Anniversaire Maurice Ravel par Alexandre Tharaud et l’Orchestre national de France
Premier d'une série de cinq consacrés à la célébration par l'Orchestre national de France des 150 ans de la naissance de Maurice Ravel, ce concert rassemble trois chefs-d'œuvre et invite le pianiste Alexandre Tharaud pour porter l'un d'entre eux.

La Grande Salle Pierre Boulez est pleine ce soir pour applaudir des interprètes exceptionnels autour d'un compositeur qui ne l'est pas moins. Car, et ce n'est pas une nouveauté de le dire, la musique de Ravel cumule les extrêmes, ou plutôt les cultive. Extrêmement raffinée, extrêmement claire, extrêmement contrastée, extrêmement précise…, il faut des interprètes particulièrement talentueux, inspirés et investis pour en rendre toute la beauté baroque, c'est-à-dire le caractère libre et inattendu. Et il ne manquait plus qu'un programme de rêve pour que la fête soit complète. En outre, cerise sur le gâteau : la version orchestrale complète – six pièces en tout – du Tombeau de Couperin, avec l'orchestration de la « Fugue » et de la « Toccata » de 2022, qui manquaient à la suite de danses déjà orchestrée par le compositeur en 1919 à partir de la version originale pour piano, et que Radio France commanda à David Molard Soriano pour ce concert.
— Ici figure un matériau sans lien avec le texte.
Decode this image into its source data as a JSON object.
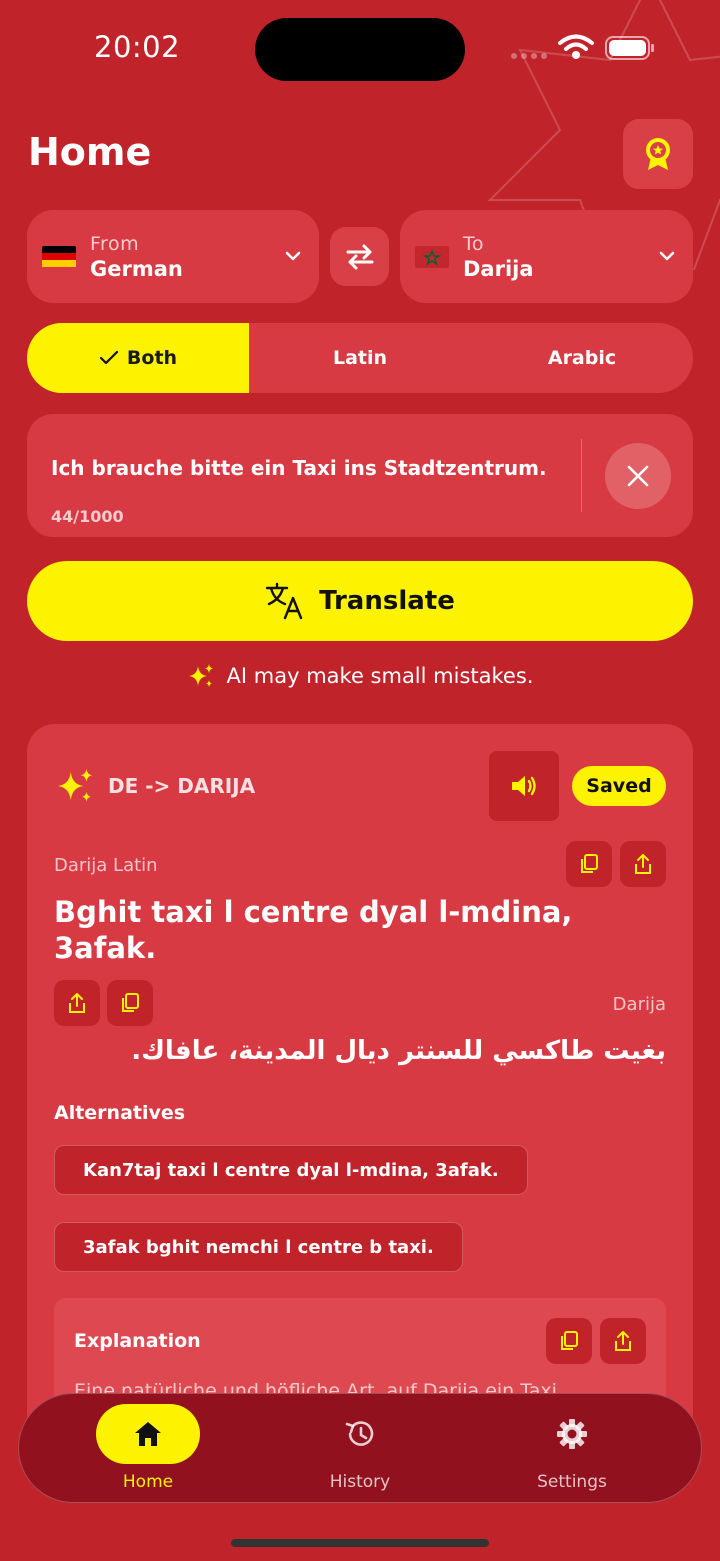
{
  "status": {
    "time": "20:02"
  },
  "header": {
    "title": "Home"
  },
  "languages": {
    "from_label": "From",
    "from_value": "German",
    "to_label": "To",
    "to_value": "Darija"
  },
  "script_modes": [
    {
      "label": "Both",
      "active": true
    },
    {
      "label": "Latin",
      "active": false
    },
    {
      "label": "Arabic",
      "active": false
    }
  ],
  "input": {
    "value": "Ich brauche bitte ein Taxi ins Stadtzentrum.",
    "counter": "44/1000"
  },
  "translate_button": "Translate",
  "ai_note": "AI may make small mistakes.",
  "result": {
    "direction": "DE -> DARIJA",
    "saved": "Saved",
    "latin_label": "Darija Latin",
    "latin_text": "Bghit taxi l centre dyal l-mdina, 3afak.",
    "arabic_label": "Darija",
    "arabic_text": "بغيت طاكسي للسنتر ديال المدينة، عافاك.",
    "alternatives_title": "Alternatives",
    "alternatives": [
      "Kan7taj taxi l centre dyal l-mdina, 3afak.",
      "3afak bghit nemchi l centre b taxi."
    ],
    "explanation_title": "Explanation",
    "explanation_text": "Eine natürliche und höfliche Art, auf Darija ein Taxi"
  },
  "nav": [
    {
      "label": "Home",
      "icon": "home-icon",
      "active": true
    },
    {
      "label": "History",
      "icon": "history-icon",
      "active": false
    },
    {
      "label": "Settings",
      "icon": "gear-icon",
      "active": false
    }
  ],
  "colors": {
    "primary": "#c1232b",
    "card": "#d83a43",
    "accent": "#fdf200",
    "nav": "#92111f"
  }
}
Très belle est la « Fugue », qui contraste avec la vivacité du « Prélude » et qui entremêle comme en torsade le hautbois, la flûte, la clarinette, puis les violons sur fond de pizzicati ou de notes tenues des cordes graves. Plus sage, moins « enfantine », c'est-à-dire moins capricieuse est la « Toccata », qui, même si elle conserve toutes les couleurs de la partition, semble aller tout droit.
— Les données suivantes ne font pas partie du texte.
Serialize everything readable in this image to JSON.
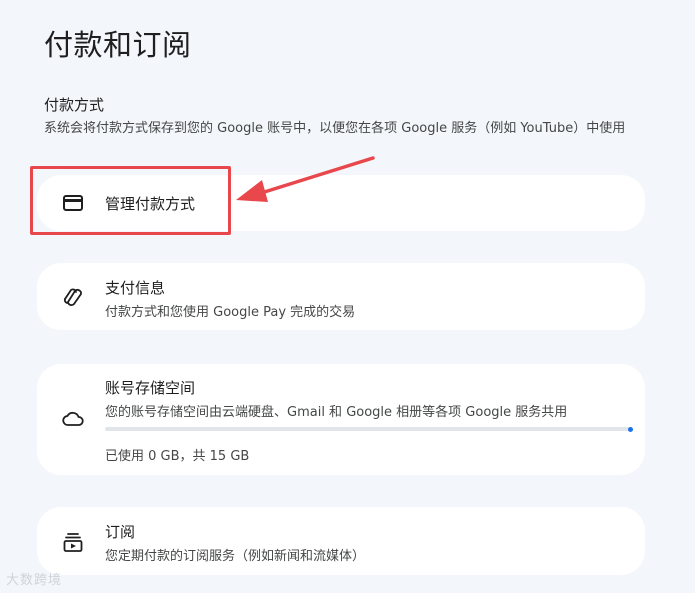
{
  "page": {
    "title": "付款和订阅"
  },
  "payment_methods": {
    "heading": "付款方式",
    "description": "系统会将付款方式保存到您的 Google 账号中，以便您在各项 Google 服务（例如 YouTube）中使用"
  },
  "cards": {
    "manage": {
      "title": "管理付款方式",
      "icon": "credit-card-icon"
    },
    "payinfo": {
      "title": "支付信息",
      "subtitle": "付款方式和您使用 Google Pay 完成的交易",
      "icon": "google-pay-icon"
    },
    "storage": {
      "title": "账号存储空间",
      "subtitle": "您的账号存储空间由云端硬盘、Gmail 和 Google 相册等各项 Google 服务共用",
      "usage": "已使用 0 GB，共 15 GB",
      "used_fraction": 0,
      "icon": "cloud-icon"
    },
    "subscriptions": {
      "title": "订阅",
      "subtitle": "您定期付款的订阅服务（例如新闻和流媒体）",
      "icon": "subscriptions-icon"
    }
  },
  "annotation": {
    "color": "#e8474c"
  },
  "colors": {
    "accent": "#1a73e8",
    "background": "#f3f6fb",
    "card": "#ffffff"
  },
  "watermark": "大数跨境"
}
D'emblée, on remarque la très grande attention portée par Cristian Măcelaru et l'orchestre à rendre l'extraordinaire dynamique qui électrise sans cesse la musique de Ravel, laquelle trouve aussi son unité et son chatoiement dans la poursuite inlassable des développements de petits motifs portée par les changements permanents de timbres des instruments se succédant rapidement. Ainsi également dans le Concerto en ré pour la main gauche (1929-1931), assez sombre, emporté en un seul mouvement haletant et… tellement moderne ! Dans cette espèce de bras de fer entre le piano et l'orchestre, Alexandre Tharaud se montre beau lutteur. Il a parfaitement intégré cette écriture tout en traits violents, ruptures rythmiques, ostinatos allant crescendo jusqu'au tutti… Il est étonnant de voir la célérité avec laquelle la main gauche parcoure tout le clavier. L'énergie connue du pianiste est en parfaitement adéquation avec cette partition qui demande une très grande précision.
Après ce charivari presque désespéré, le soliste nous console et nous berce en bis avec la Gnossienne n°1 d'Erik Satie, mort en 1925, et dont c'est par conséquent l'anniversaire également. Les interprétations sont multiples, et celle-ci est vraiment touchante. Alexandre Tharaud semble caresser les touches dans un jeu coulant, très doux, qui assouplit le hiératisme de la pièce sans en gommer ni la claudication à la main droite, ni la détermination générée à la gauche par un inexorable tempo lent. Ses nuances font ressortir les voix secondaires, et ses ralentis, jamais outrés, sont très efficaces, renforçant le caractère énigmatique du morceau.
Les œuvres jouées ce soir montrent à quel point Ravel aimait les instruments à vent et les mettait en avant, instaurant toute une climatologie par des alliages de timbres particuliers, tels ceux que l'on retrouve au début de Daphnis et Chloé (1909-1912) entre le hautbois, la flûte et le cor. Vents que l'on retrouvera au début de la « Danse religieuse » (trompettes), de la « Danse grotesque de Dorcon » (les cuivres), de l'« Interlude » de la deuxième partie, quand une trompette et un cor jouent en coulisse, ou encore dans la « Danse suppliante de Chloé », avec le thème au cor anglais, tandis que les cordes se fondent en un tapis qu'on dirait volant. Sans oublier le très célèbre solo de flûte de la « Pantomime » de la troisième partie (Joséphine Poncelin de Raucourt, qui sera très chaleureusement applaudie). Toute une pneumologie très amplifiée par un chœur assez présent mais sans paroles, très aérien donc. Très belle prestation du Chœur de Radio France, parfaitement uni ou différencié selon les moments. L'acoustique de la salle magnifie cette partition d'esprit rhapsodique, passant de l'intimité d'un petit groupe jouant piano aux éruptions des tutti. Cristian Măcelaru dispose d'une palette gestuelle très détaillée pour indiquer à chacun l'effet qu'il souhaite produire.